Cooperative Fish and Wildlife Research Units Program: Utah
Education, Research and Technical Assistance for Managing Our Natural Resources


Bowerman, T. and P. Budy. 2012. Incorporating movement patterns to improve survival estimates for juvenile bull trout North American Journal of Fisheries Management 32(6):1123-1136.

Abstract

Populations of many fish species are sensitive to changes in vital rates during early life stages, but our understanding of the factors affecting growth, survival, and movement patterns is often extremely limited for juvenile fish. These critical information gaps are particularly evident for bull trout Salvelinus confluentus, a threatened Pacific Northwest char.

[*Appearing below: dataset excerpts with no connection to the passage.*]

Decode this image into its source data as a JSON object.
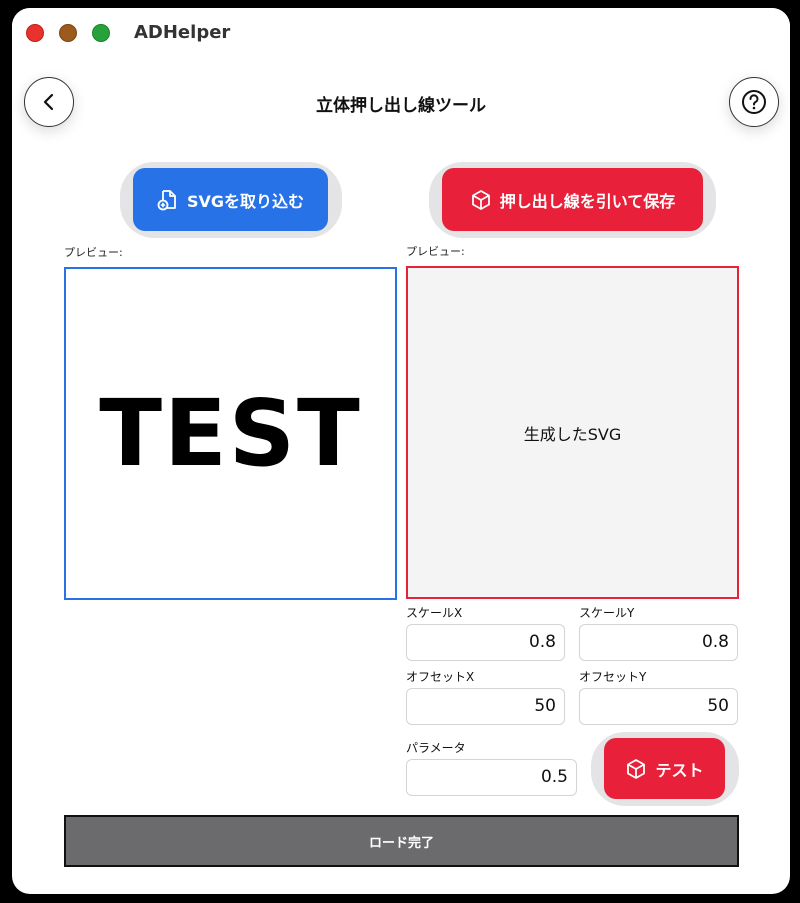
{
  "app": {
    "title": "ADHelper"
  },
  "header": {
    "title": "立体押し出し線ツール"
  },
  "toolbar": {
    "import_label": "SVGを取り込む",
    "extrude_label": "押し出し線を引いて保存"
  },
  "left_panel": {
    "preview_label": "プレビュー:",
    "preview_text": "TEST"
  },
  "right_panel": {
    "preview_label": "プレビュー:",
    "placeholder_text": "生成したSVG"
  },
  "params": {
    "scale_x": {
      "label": "スケールX",
      "value": "0.8"
    },
    "scale_y": {
      "label": "スケールY",
      "value": "0.8"
    },
    "offset_x": {
      "label": "オフセットX",
      "value": "50"
    },
    "offset_y": {
      "label": "オフセットY",
      "value": "50"
    },
    "parameter": {
      "label": "パラメータ",
      "value": "0.5"
    }
  },
  "test_button": {
    "label": "テスト"
  },
  "status": {
    "text": "ロード完了"
  },
  "colors": {
    "accent_blue": "#2772e6",
    "accent_red": "#e8203a",
    "status_bg": "#6b6b6d"
  },
  "icons": {
    "back": "chevron-left-icon",
    "help": "question-circle-icon",
    "import": "file-add-icon",
    "extrude": "cube-icon",
    "test": "cube-icon"
  }
}
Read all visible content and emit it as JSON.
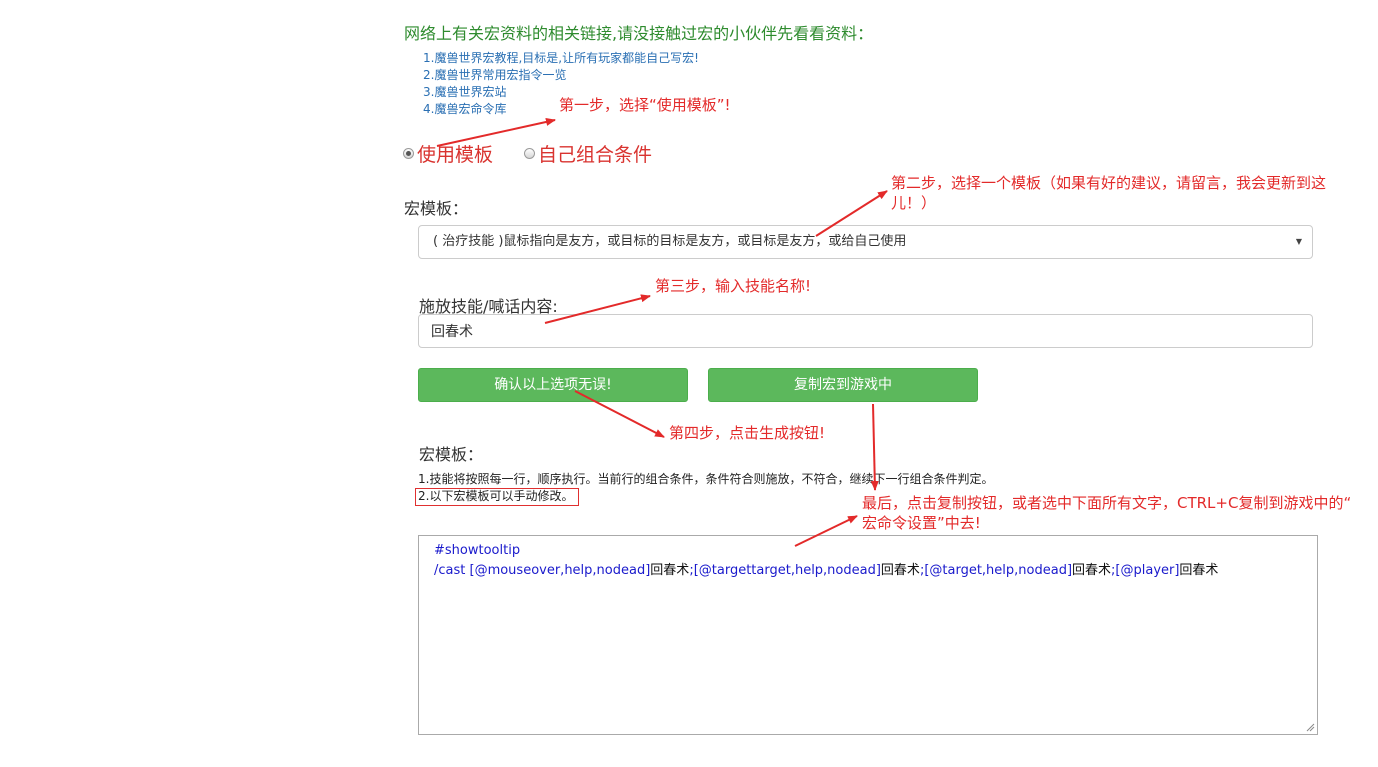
{
  "intro": {
    "heading": "网络上有关宏资料的相关链接,请没接触过宏的小伙伴先看看资料：",
    "links": [
      "1.魔兽世界宏教程,目标是,让所有玩家都能自己写宏!",
      "2.魔兽世界常用宏指令一览",
      "3.魔兽世界宏站",
      "4.魔兽宏命令库"
    ]
  },
  "mode": {
    "use_template": "使用模板",
    "custom_conditions": "自己组合条件",
    "selected": "use_template"
  },
  "template_select": {
    "label": "宏模板：",
    "value": "( 治疗技能 )鼠标指向是友方，或目标的目标是友方，或目标是友方，或给自己使用"
  },
  "skill_input": {
    "label": "施放技能/喊话内容:",
    "value": "回春术"
  },
  "buttons": {
    "confirm": "确认以上选项无误!",
    "copy": "复制宏到游戏中"
  },
  "output": {
    "label": "宏模板：",
    "note1": "1.技能将按照每一行，顺序执行。当前行的组合条件，条件符合则施放，不符合，继续下一行组合条件判定。",
    "note2": "2.以下宏模板可以手动修改。",
    "line1": "#showtooltip",
    "line2_parts": [
      {
        "text": "/cast [@mouseover,help,nodead]",
        "color": "#1a1acc"
      },
      {
        "text": "回春术",
        "color": "#111111"
      },
      {
        "text": ";[@targettarget,help,nodead]",
        "color": "#1a1acc"
      },
      {
        "text": "回春术",
        "color": "#111111"
      },
      {
        "text": ";[@target,help,nodead]",
        "color": "#1a1acc"
      },
      {
        "text": "回春术",
        "color": "#111111"
      },
      {
        "text": ";[@player]",
        "color": "#1a1acc"
      },
      {
        "text": "回春术",
        "color": "#111111"
      }
    ]
  },
  "annotations": {
    "step1": "第一步，选择“使用模板”!",
    "step2_line1": "第二步，选择一个模板（如果有好的建议，请留言，我会更新到这",
    "step2_line2": "儿！）",
    "step3": "第三步，输入技能名称!",
    "step4": "第四步，点击生成按钮!",
    "final_line1": "最后，点击复制按钮，或者选中下面所有文字，CTRL+C复制到游戏中的“",
    "final_line2": "宏命令设置”中去!"
  },
  "colors": {
    "annotation_red": "#e32a2a",
    "button_green": "#5cb85c",
    "link_blue": "#2a6fb3",
    "intro_green": "#2e8b2e"
  }
}
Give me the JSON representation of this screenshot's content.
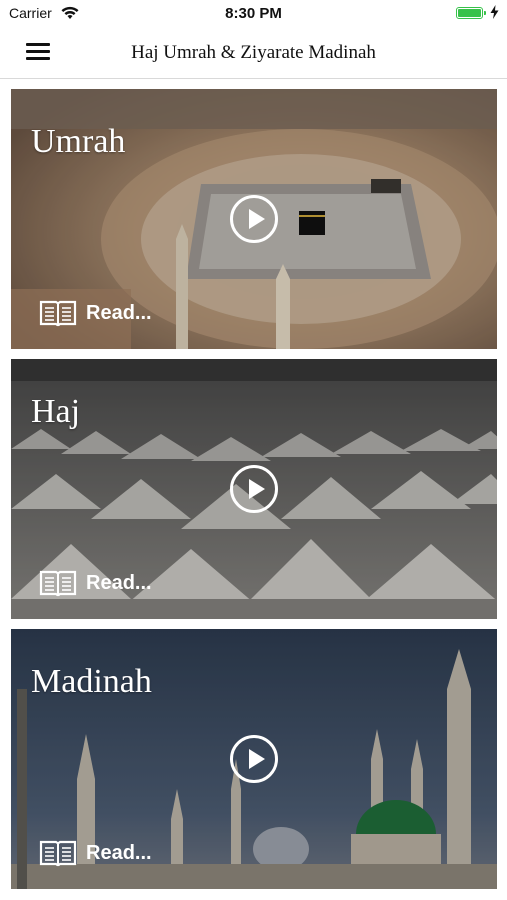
{
  "status_bar": {
    "carrier": "Carrier",
    "time": "8:30 PM"
  },
  "nav": {
    "title": "Haj Umrah & Ziyarate Madinah"
  },
  "cards": [
    {
      "title": "Umrah",
      "read_label": "Read..."
    },
    {
      "title": "Haj",
      "read_label": "Read..."
    },
    {
      "title": "Madinah",
      "read_label": "Read..."
    }
  ],
  "icons": {
    "menu": "hamburger-icon",
    "play": "play-icon",
    "read": "book-icon",
    "wifi": "wifi-icon",
    "battery": "battery-icon",
    "charging": "bolt-icon"
  },
  "colors": {
    "battery": "#37c24a",
    "text_overlay": "#ffffff"
  }
}
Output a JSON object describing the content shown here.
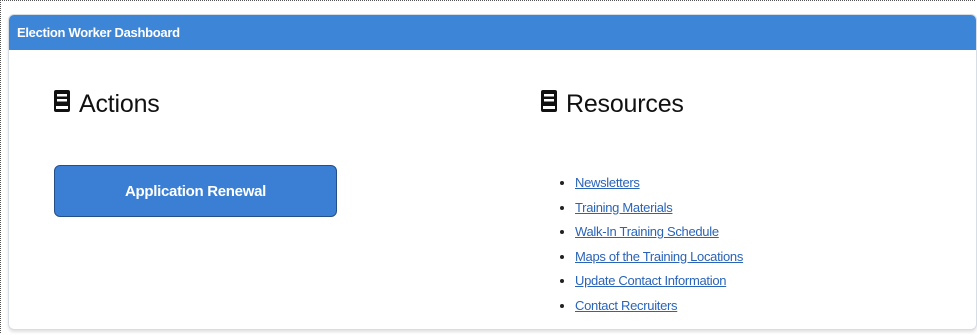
{
  "header": {
    "title": "Election Worker Dashboard"
  },
  "actions": {
    "title": "Actions",
    "icon": "book-icon",
    "renewal_button": "Application Renewal"
  },
  "resources": {
    "title": "Resources",
    "icon": "book-icon",
    "links": [
      {
        "label": "Newsletters"
      },
      {
        "label": "Training Materials"
      },
      {
        "label": "Walk-In Training Schedule"
      },
      {
        "label": "Maps of the Training Locations"
      },
      {
        "label": "Update Contact Information"
      },
      {
        "label": "Contact Recruiters"
      }
    ]
  },
  "colors": {
    "header_bg": "#3d85d7",
    "button_bg": "#3a7fd4",
    "link": "#2a64b8"
  }
}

We combined several active and passive mark–recapture and resight techniques to assess migration rates and estimate survival for juvenile bull trout (70–170 mm total length).We evaluated the relative performance of multiple survival estimation techniques by comparing results from a common Cormack–Jolly–Seber (CJS) model, the less widely used Barker model, and a simple return rate (an index of survival). Juvenile bull trout of all sizes emigrated from their natal habitat throughout the year, and thereafter migrated up to 50 km downstream.With the CJS model, high emigration rates led to an extreme underestimate of apparent survival, a combined estimate of site fidelity and survival. In contrast, the Barker model, which allows survival and emigration to be modeled as separate parameters, produced estimates of survival that were much less biased than the return rate. Estimates of age-class-specific annual survival from the Barkermodel based on all available data were 0.218±0.028 (estimate±SE) for age-1 bull trout and 0.231±0.065 for age-2 bull trout. This research demonstrates the importance of incorporating movement patterns into survival analyses, and we provide one of the first field-based estimates of juvenile bull trout annual survival in relatively pristine rearing conditions. These estimates can provide a baseline for comparison with future studies in more impacted systems and will help managers develop reliable stage-structured population models to evaluate future recovery strategies.